Going outside of the app store doesn't even come up because most app types probably have dozens of decent choices on the app store. Even if you decided to Google around most of the top hits will be apps from the app store because Shopify's SEO is very likely going to be better than yours.
The only way someone will discover and use your app outside of the app store is you have already have a massive following and trust that you're not a bad actor looking to do something shady by avoiding the app store (because this is what users are trained to think) and your app is leaps and bounds better than anything that exists on the app store so that users are willing to take the risk to go with your non-official app. That doesn't seem like it would happen very often.
Does anyone have a wildly successful Shopify app that's not on the app store?
To me this feels like an illusion of choice because yes technically you have the option but realistically the outcome is the same as having no option.
If I had to set up payments for each extension and go through gathering invoices and documents it would be devastating.
So as long as I understand the author I also understand why Shopify wants the billing API to be used.
Also easy pay = more users ...
If the world is ever dominated by aliens it won't be due to their superior firepower, but because some human accepted their EULA/ T&C without reading.
The subscription apps on the App Store are suited for physical goods (coffee beans, etc) rather than digital (membership, gift subscription, saas, etc.) which is what is driving the subscription economy.

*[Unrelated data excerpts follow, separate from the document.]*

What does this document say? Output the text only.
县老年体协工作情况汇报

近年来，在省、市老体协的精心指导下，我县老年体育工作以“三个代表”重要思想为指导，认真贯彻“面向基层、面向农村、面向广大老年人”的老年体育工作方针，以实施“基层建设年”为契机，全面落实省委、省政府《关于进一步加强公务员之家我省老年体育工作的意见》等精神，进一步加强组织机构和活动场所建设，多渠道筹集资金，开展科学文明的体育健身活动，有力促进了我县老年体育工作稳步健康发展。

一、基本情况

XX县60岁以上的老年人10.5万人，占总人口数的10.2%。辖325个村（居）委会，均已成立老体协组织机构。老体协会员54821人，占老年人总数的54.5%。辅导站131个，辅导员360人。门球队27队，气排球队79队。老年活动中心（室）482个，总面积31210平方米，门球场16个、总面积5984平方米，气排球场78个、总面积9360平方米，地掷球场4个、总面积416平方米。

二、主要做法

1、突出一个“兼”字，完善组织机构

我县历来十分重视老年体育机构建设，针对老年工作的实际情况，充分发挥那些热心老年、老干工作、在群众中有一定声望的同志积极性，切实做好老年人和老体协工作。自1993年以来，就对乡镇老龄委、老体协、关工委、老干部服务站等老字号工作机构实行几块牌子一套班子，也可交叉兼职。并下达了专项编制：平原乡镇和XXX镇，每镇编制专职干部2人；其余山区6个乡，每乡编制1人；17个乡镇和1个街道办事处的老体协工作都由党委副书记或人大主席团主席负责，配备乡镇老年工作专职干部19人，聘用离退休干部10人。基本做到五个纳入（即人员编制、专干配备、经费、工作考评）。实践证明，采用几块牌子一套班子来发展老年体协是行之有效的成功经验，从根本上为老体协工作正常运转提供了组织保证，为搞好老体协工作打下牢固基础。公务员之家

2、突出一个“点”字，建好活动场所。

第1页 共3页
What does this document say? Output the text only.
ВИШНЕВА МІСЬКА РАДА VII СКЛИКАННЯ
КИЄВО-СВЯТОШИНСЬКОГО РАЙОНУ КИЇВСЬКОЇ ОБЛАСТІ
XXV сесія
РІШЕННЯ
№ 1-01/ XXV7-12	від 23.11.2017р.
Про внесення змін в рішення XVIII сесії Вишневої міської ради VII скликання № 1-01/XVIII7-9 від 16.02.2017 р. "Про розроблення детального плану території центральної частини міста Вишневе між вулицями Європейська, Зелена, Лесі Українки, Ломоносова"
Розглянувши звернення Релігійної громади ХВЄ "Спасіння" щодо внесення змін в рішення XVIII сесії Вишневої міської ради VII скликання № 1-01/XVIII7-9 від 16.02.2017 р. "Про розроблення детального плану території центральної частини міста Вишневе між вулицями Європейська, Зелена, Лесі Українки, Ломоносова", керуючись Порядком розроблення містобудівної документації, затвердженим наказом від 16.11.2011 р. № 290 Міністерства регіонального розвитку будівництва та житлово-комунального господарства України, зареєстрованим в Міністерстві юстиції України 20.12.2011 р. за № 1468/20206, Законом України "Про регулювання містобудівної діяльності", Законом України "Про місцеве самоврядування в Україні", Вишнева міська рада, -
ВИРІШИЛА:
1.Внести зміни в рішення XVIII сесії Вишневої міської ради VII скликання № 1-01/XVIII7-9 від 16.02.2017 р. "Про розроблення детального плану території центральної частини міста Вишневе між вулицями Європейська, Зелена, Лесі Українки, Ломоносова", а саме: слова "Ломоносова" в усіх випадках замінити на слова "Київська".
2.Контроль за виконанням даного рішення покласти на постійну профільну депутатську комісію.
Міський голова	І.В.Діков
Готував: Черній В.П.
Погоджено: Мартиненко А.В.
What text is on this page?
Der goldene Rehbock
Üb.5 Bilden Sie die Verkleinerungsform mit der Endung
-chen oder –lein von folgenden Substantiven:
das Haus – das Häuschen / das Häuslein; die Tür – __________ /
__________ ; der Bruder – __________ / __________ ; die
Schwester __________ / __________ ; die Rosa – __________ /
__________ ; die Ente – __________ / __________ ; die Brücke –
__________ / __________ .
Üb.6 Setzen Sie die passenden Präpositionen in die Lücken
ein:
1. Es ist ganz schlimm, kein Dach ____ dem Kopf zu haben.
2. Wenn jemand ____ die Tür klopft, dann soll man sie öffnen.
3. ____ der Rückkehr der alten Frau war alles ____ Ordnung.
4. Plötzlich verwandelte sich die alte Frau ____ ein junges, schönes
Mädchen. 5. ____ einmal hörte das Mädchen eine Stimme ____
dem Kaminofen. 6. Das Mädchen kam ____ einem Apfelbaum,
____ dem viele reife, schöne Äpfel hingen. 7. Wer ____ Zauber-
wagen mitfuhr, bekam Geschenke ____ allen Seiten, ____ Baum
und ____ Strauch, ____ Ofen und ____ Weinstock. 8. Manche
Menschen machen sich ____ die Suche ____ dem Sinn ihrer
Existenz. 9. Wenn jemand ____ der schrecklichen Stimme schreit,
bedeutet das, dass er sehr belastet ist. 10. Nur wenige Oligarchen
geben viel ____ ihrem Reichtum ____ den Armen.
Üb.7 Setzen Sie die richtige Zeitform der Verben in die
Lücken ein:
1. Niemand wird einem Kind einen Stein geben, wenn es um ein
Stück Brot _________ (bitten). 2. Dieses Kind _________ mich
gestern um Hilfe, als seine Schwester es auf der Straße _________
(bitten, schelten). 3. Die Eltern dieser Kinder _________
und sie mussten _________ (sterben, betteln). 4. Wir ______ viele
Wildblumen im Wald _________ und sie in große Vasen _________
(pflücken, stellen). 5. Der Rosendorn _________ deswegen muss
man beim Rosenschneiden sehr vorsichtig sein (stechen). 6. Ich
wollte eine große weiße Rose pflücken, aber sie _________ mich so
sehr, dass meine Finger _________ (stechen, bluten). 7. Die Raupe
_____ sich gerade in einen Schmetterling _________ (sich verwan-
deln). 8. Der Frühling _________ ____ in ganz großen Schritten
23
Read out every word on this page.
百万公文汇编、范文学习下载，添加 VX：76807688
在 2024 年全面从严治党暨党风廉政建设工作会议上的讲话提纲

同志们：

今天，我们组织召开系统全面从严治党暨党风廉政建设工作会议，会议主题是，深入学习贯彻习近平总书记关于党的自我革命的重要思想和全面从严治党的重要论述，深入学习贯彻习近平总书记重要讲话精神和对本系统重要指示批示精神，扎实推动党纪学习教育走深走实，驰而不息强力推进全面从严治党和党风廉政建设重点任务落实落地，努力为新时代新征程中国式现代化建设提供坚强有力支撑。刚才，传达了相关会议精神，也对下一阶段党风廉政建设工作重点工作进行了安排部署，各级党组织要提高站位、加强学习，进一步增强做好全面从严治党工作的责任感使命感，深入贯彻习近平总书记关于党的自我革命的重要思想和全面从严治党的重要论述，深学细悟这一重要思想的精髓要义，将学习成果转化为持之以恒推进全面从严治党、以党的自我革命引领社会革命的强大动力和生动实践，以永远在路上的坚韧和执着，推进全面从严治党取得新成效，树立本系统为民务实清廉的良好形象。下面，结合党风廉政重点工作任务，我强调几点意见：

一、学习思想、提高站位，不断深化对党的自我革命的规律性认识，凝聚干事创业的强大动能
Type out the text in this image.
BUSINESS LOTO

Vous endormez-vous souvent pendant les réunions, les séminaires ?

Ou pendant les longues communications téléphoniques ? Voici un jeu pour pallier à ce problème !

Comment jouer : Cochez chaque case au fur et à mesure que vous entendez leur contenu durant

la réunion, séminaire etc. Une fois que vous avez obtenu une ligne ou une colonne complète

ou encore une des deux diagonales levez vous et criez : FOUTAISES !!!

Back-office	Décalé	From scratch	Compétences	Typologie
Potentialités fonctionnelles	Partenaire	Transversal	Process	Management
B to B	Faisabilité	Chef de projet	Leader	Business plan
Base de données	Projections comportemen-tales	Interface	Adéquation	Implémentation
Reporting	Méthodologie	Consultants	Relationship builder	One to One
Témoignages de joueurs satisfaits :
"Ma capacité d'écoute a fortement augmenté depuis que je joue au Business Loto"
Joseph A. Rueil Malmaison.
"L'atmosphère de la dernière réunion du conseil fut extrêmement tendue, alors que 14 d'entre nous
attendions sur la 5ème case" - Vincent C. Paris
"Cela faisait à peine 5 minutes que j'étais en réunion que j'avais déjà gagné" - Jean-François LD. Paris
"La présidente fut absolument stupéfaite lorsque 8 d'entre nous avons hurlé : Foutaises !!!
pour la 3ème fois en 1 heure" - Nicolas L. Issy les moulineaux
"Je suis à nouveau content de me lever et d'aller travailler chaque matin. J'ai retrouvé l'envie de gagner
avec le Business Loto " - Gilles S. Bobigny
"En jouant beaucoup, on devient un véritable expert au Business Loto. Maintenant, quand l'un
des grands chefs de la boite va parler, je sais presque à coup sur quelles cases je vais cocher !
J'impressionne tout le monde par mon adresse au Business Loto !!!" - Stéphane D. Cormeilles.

So building a digital membership platform on Shopify makes no sense, unless you consider sending shoes as a subscription to someone on a regular basis a 'digital membership'.
If your business has grown you could evaluate to move off the shopify platform. And figure out best way to handle this fine/charge.
Holy cow.
I don't understand why any business would willingly do that other than business ignorance or technical laziness.
shopify is a platform that monetizes selling things. no company would allow the kind of freedom you seek. if that's what you want, build your own website and use stripe. it's not that hard.
You choosed their platform, and you agreed with that, so why do you complain now?
EDIT:
Title should be renamed to: "Shopify asks users to comply with contract they signed when joining the platform"
Salesforce uses a similar model
Anyhow: For larger shops, self-host and find a good payment gateway. SaaS that takes a percentage will bleed you dry.
If that's too much, the business has bigger problems that certainly won't be solved by self-hosting or maintaining their own homegrown backend.
In the case of Amazon you own nothing so as a merchant you are thrown into a marketplace where Amazon controls everything and Amazon can take your best products and then make knock offs of them and undercut your sales. Totally different companies - not in the same ball park (Amazon is way bigger then Shopify, don't fall for the false narrative)
Shopify charge a monthly fee for their online ecommmerce stores, and they don't take a 20% cut for that.
OP clicked "I have read and agree" on the TOS when signing up and they are now complaining that the fees are unreasonable?!
You chose to sell your app on their marketplace and agreed to their TOS and pricing. They provide you with access to their marketplace and you agree to pay them 20%. Were you aware that these are the terms and broke them anyway?
It's like an Uber diver who will start charging cash without going through the Uber app to avoid paying Uber. Or maybe start a McDonald's franchise and hide all the profits. Not to mention paying taxes to the government...
Apple controls the iOS platform, so it's a different case. Shopify does not prevent you from selling on your own website and taking 100% of the profits.